I posted a review a few weeks ago of an article I found in ANZ Journal of Surgery - here is another one! More critique of our Emergency department practice by our trauma colleagues.
http://onlinelibrary.wiley.com/doi/10.1111/j.1445-2197.2012.06093.x/abstract
Introduction: Intercostal catheters (ICC) are the standard management of chest trauma, but are associated with complications in up to 30%. The aim of this study was to evaluate errors in technique during ICC insertion to characterise the potential benefit of improved training programmes.
Methods: Prospective audit of all ICC in trauma patients at a level 1 trauma centre for over 12 months. Exclusions were pigtail catheters and ICC inserted during thoracic surgery. Errors were identified from patient examination and chest imaging; they were defined as insertional, positional, incorrect size (<28 French) and lack of antibiotic prophylaxis. Ongoing complications unrelated to an error in technique, for example blocked tube, were not analysed.
Results: Fifty-seven patients received a total of 94 ICC during the study period. Patients were predominantly male (77%), mean age of 40 ± 20 years, mean injury severity score 27 ± 13, mean abbreviated injury scale chest 3.8 ± 0.72. 86% were blunt trauma and 14% penetrating chest injuries. Thirty-six errors in technique occurred in 33 ICC insertions (38%). The most common errors were absence of prophylactic antibiotics (13%), ICC too far out (9%), kinked (6%) and wrong-sized ICC (5%). Emergency had a significantly greater frequency of errors than other specialties (67%, relative risk 2.11, P= 0.002). The majority of ICC were inserted by registrars, and registrars made a greater number of errors than fellows or consultants (relative risk 2.00, P= 0.02).
Discussion: This study identified a large number of preventable errors for ICC insertion in trauma patients. Standardised institutional credentialing systems may be required to ensure adequate proficiency of trainees performing this procedure.
Insertional errors were defined as ICC too far out, kinked, inadequate fixation, insertion through previous ICC hole.
Positional errors were defined as extrathoracic placement (obviously wrong) or in the wrong intercostal space. No mention of the safe triangle for ICC placement is made, which makes it hard to interpret if this is a useful statistic.
Incorrect size was stated to be size less than 28 Fr (noting pigtails were excluded).
Lack of antibiotic prophylaxis was the final error type.
There are many assumptions that this study bases it's conclusions on, and, to be honest I think they invalidate most of the findings. The nature of the assessment of ICC insertion is too simplistic- a more detailed analysis could have been made from a prospective study. For example - the most common error noted - antibiotic prophylaxis for ICC insertion in trauma has not been well elucidated in the literature, however meta analyses seem to show benefit.

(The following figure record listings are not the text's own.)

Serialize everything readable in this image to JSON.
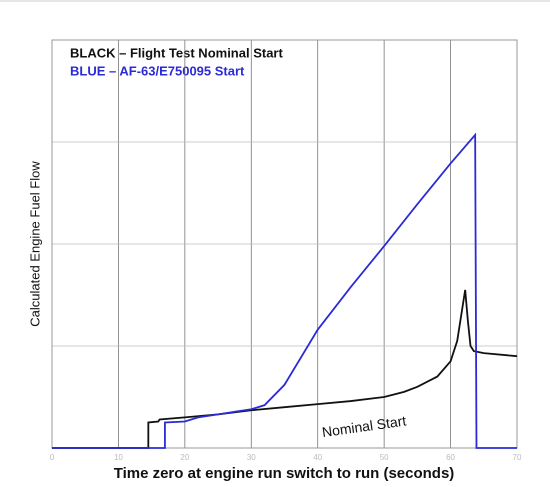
{
  "chart_data": {
    "type": "line",
    "legend_title_lines": [],
    "xlabel": "Time zero at engine run switch to run (seconds)",
    "ylabel": "Calculated Engine Fuel Flow",
    "annotations": [
      {
        "text": "Nominal Start",
        "x": 47,
        "y": 0.2,
        "rotate": -8
      }
    ],
    "xlim": [
      0,
      70
    ],
    "xticks": [
      0,
      10,
      20,
      30,
      40,
      50,
      60,
      70
    ],
    "ylim": [
      0,
      4
    ],
    "yticks": [
      1,
      2,
      3
    ],
    "ytick_labels": false,
    "grid": true,
    "series": [
      {
        "name": "BLACK – Flight Test Nominal Start",
        "color": "#111111",
        "x": [
          0,
          14.5,
          14.5,
          16,
          16.2,
          20,
          25,
          30,
          35,
          40,
          45,
          50,
          53,
          55,
          58,
          60,
          61,
          62.2,
          62.6,
          63,
          63.5,
          65,
          70
        ],
        "values": [
          0,
          0,
          0.25,
          0.26,
          0.28,
          0.3,
          0.33,
          0.37,
          0.4,
          0.43,
          0.46,
          0.5,
          0.55,
          0.6,
          0.7,
          0.85,
          1.05,
          1.55,
          1.25,
          1.0,
          0.95,
          0.93,
          0.9
        ]
      },
      {
        "name": "BLUE – AF-63/E750095 Start",
        "color": "#2b2bd6",
        "x": [
          0,
          17,
          17,
          20,
          22,
          25,
          28,
          30,
          32,
          35,
          40,
          45,
          50,
          55,
          60,
          63.7,
          63.9,
          70
        ],
        "values": [
          0,
          0,
          0.25,
          0.26,
          0.3,
          0.33,
          0.36,
          0.38,
          0.42,
          0.62,
          1.16,
          1.58,
          1.98,
          2.39,
          2.79,
          3.07,
          0,
          0
        ]
      }
    ]
  }
}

Correct sterile technique has not been noted as an error although evidence shows it reduces the infection rate.
Furthermore, evidence is becoming available to show that trauma dogma such as ICC size is becoming more untenable - particularly in stable small size traumatic pneumothorax which would normally score an ICC. I have not started doing it myself but an informed decision to use a small size tube (or pigtail) may not necessarily be 'wrong'. According to the British Thoracic Society - 28Fr + is indicated for hemothorax only.
There a number of demographic issues in this study - 24% of ICC done in theatre - possibly intraoperatively, which is a very different prospect from a procedure in ED.
My biggest problem with this study is there is no mention of actual complications- only 'errors' which were observed, with no clinical correlation (or relevance?). This may be me missing the point of the study, as the authors do state that they did not seek to note complications. I can't help but agree with their comment that direct observation would have been more likely to increase the pick up rate of error - breaches in sterile technique may have more relevance than antibiotic use! That said, the decreasing rate of error with increasing experience shows plausibility in the hypothesis.
Emergency doctors of all levels of experience had more errors - I think we could all benefit from some standardised training in the emergency training curriculum.......... Before another specialty forces it upon us!